The design was projected, traced onto cloth, and labelled for different shades and colors of glass.

Many of the people who took the class were established glass artists on the island. Nena and Dona, are members (Dona is the President) of the Maui stained glass artist's association. They were pros, and looking forward to collaborating.

Due to our time restraints, everyone stuck to a particular section of flowers to work on and call their own.
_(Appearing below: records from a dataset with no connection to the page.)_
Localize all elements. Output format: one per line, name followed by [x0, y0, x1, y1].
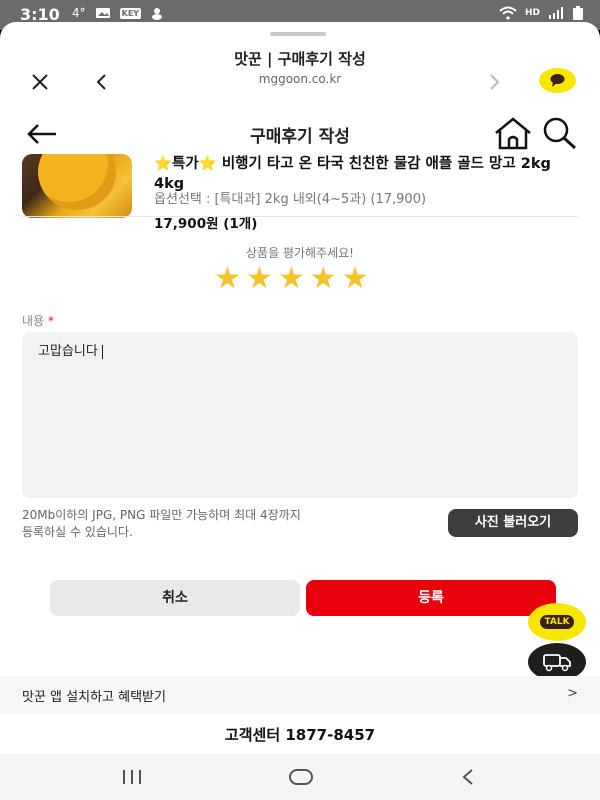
cancel-button[interactable]: 취소: [50, 580, 300, 616]
talk-label: TALK: [540, 615, 574, 629]
star-icon[interactable]: ★: [214, 264, 241, 294]
home-icon[interactable]: [493, 116, 533, 150]
rating-label: 상품을 평가해주세요!: [246, 246, 354, 260]
kakao-chat-button[interactable]: [539, 68, 576, 93]
star-icon[interactable]: ★: [342, 264, 369, 294]
chevron-right-icon: >: [567, 686, 578, 701]
search-icon[interactable]: [541, 116, 579, 150]
android-nav-bar: [0, 754, 600, 800]
footer: 고객센터 1877-8457: [0, 714, 600, 754]
review-textarea[interactable]: 고맙습니다: [22, 332, 578, 498]
upload-notice-line2: 등록하실 수 있습니다.: [22, 525, 133, 539]
review-content-label: 내용 *: [22, 312, 54, 329]
gallery-icon: [95, 8, 110, 18]
product-summary: ⭐특가⭐ 비행기 타고 온 타국 친친한 물감 애플 골드 망고 2kg 4kg…: [0, 154, 600, 240]
key-badge: KEY: [119, 7, 142, 19]
upload-notice-line1: 20Mb이하의 JPG, PNG 파일만 가능하며 최대 4장까지: [22, 508, 301, 522]
chat-bubble-icon: [550, 74, 565, 87]
browser-url: mggoon.co.kr: [258, 72, 342, 86]
required-mark: *: [47, 314, 54, 328]
upload-notice: 20Mb이하의 JPG, PNG 파일만 가능하며 최대 4장까지 등록하실 수…: [22, 507, 382, 541]
back-nav-icon[interactable]: [460, 767, 476, 787]
product-option: 옵션선택 : [특대과] 2kg 내외(4~5과) (17,900): [154, 192, 427, 207]
home-nav-icon[interactable]: [288, 767, 314, 787]
page-header: 구매후기 작성: [0, 106, 600, 156]
app-notification-icon: [152, 8, 163, 20]
review-label-text: 내용: [22, 314, 45, 328]
browser-title: 맛꾼 | 구매후기 작성: [234, 50, 366, 68]
app-banner-text: 맛꾼 앱 설치하고 혜택받기: [22, 690, 166, 705]
kakao-talk-button[interactable]: TALK: [528, 603, 586, 641]
review-text-value: 고맙습니다: [38, 344, 98, 359]
weather-temperature: 4°: [72, 6, 86, 20]
product-price: 17,900원 (1개): [154, 216, 258, 232]
app-install-banner[interactable]: 맛꾼 앱 설치하고 혜택받기 >: [0, 676, 600, 714]
browser-toolbar: 맛꾼 | 구매후기 작성 mggoon.co.kr: [0, 40, 600, 106]
star-icon[interactable]: ★: [278, 264, 305, 294]
signal-icon: [549, 7, 563, 19]
hd-label: HD: [524, 8, 540, 18]
submit-button[interactable]: 등록: [306, 580, 556, 616]
section-divider: [22, 216, 578, 217]
recent-apps-icon[interactable]: [120, 768, 144, 786]
battery-icon: [573, 6, 583, 20]
wifi-icon: [499, 6, 517, 20]
browser-forward-icon[interactable]: [488, 72, 502, 92]
in-app-browser-sheet: 맛꾼 | 구매후기 작성 mggoon.co.kr 구매후기 작성 ⭐특가⭐ 비…: [0, 22, 600, 800]
star-rating[interactable]: ★ ★ ★ ★ ★: [214, 264, 369, 294]
text-caret: [101, 344, 103, 359]
sheet-grabber[interactable]: [270, 32, 326, 36]
star-icon[interactable]: ★: [310, 264, 337, 294]
product-thumbnail: [22, 154, 132, 218]
star-icon[interactable]: ★: [246, 264, 273, 294]
load-photo-button[interactable]: 사진 불러오기: [448, 509, 578, 537]
customer-center: 고객센터 1877-8457: [224, 726, 376, 744]
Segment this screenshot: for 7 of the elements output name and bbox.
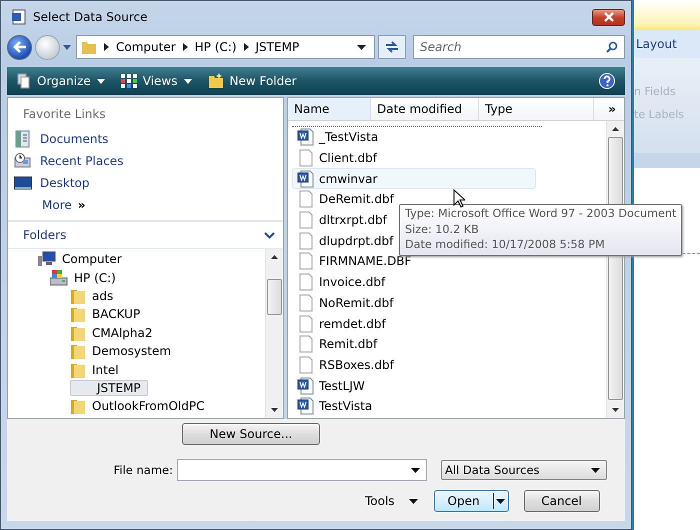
tooltip-text: Type: Microsoft Office Word 97 - 2003 Document (405, 206, 676, 222)
file-name-label: File name: (112, 463, 174, 477)
section-title: Folders (23, 228, 68, 242)
window-title: Select Data Source (33, 10, 148, 24)
tooltip-text: Size: 10.2 KB (405, 222, 480, 237)
section-title: Favorite Links (23, 107, 107, 121)
tooltip-text: Date modified: 10/17/2008 5:58 PM (405, 237, 606, 252)
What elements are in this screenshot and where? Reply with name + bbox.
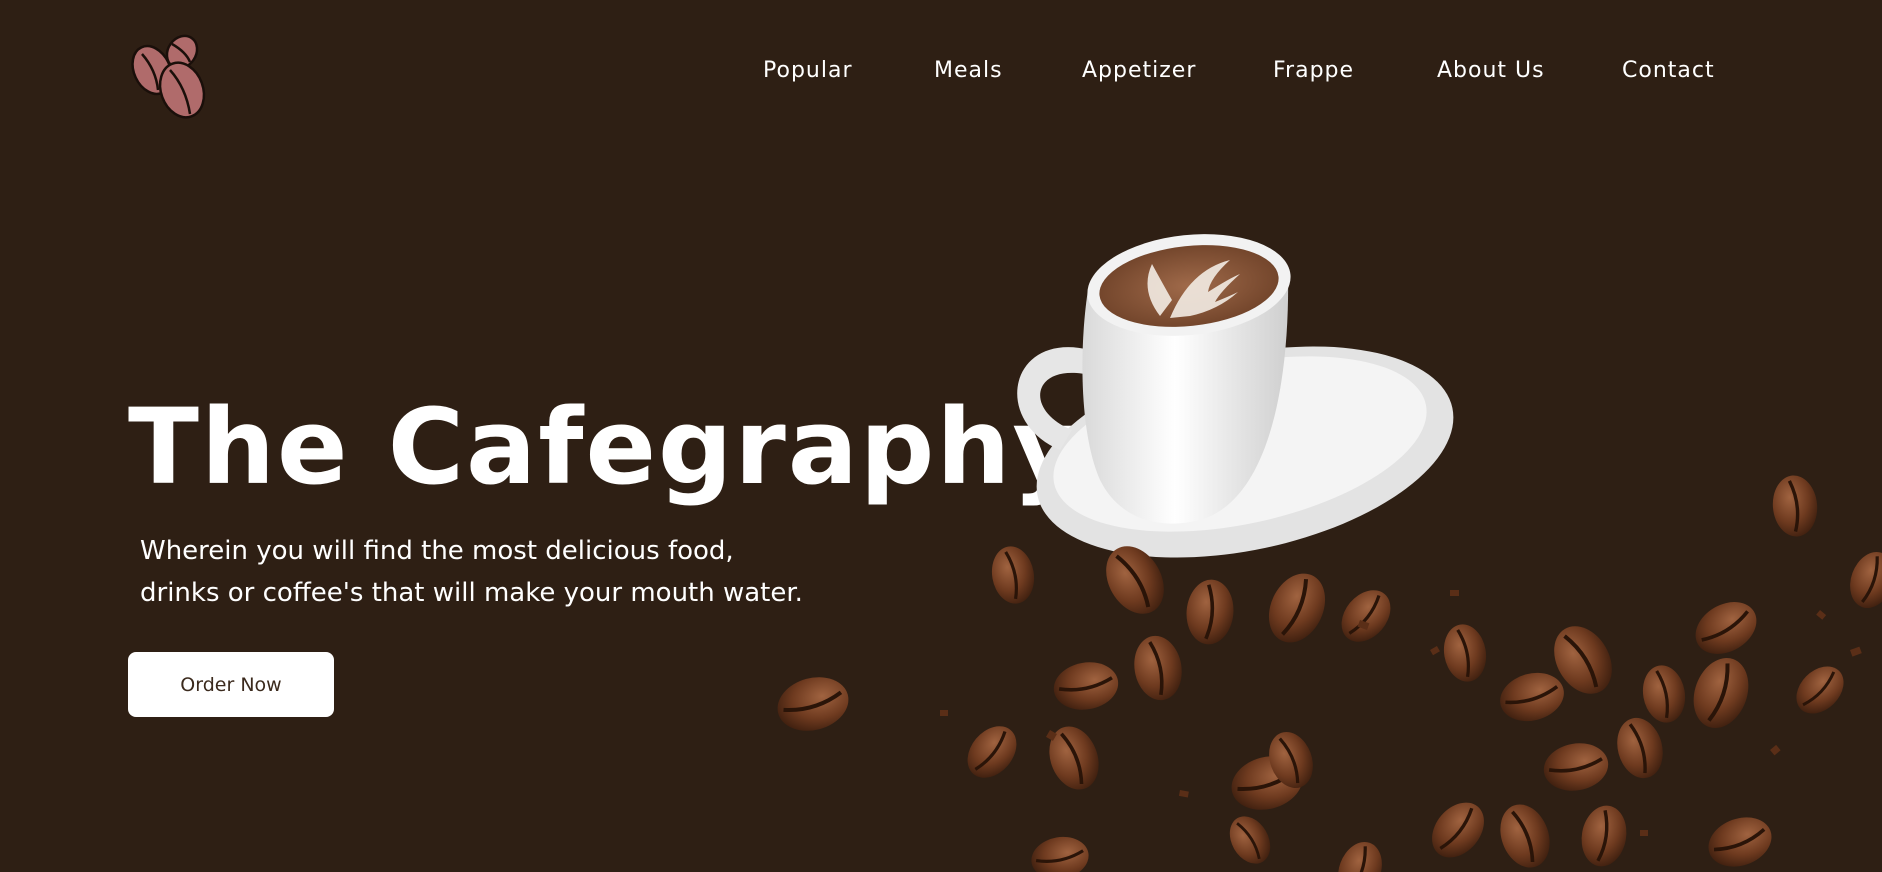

Some in the group worked on their own smaller pieces as practice for the larger work.

The glass pieces are set into cement board, and once again artist Billy Welker lends a hand clearing the thin set from our grout lines.

After an intense one day installation of 24 cloth panels, the glass pieces get installed and grouted.

A shot of the attendees of my professional development class titled "Murals by the Masses". The class focused on use of the Photoshop and TilePile programs for mural making in the classroom.

I introduced the class to TilePile as a way to create large photo real mosaics in the classroom. We created a small sample of a turtle head.

TilePile breaks an imported image down to a set palette of tile colors. I tend to use Trend and Lopio vitreous glass tiles.

TilePile highlights where particular colors appear for you, and the tiles are placed accordingly. This works best on large tilted computer screens where you can rest the tray on top.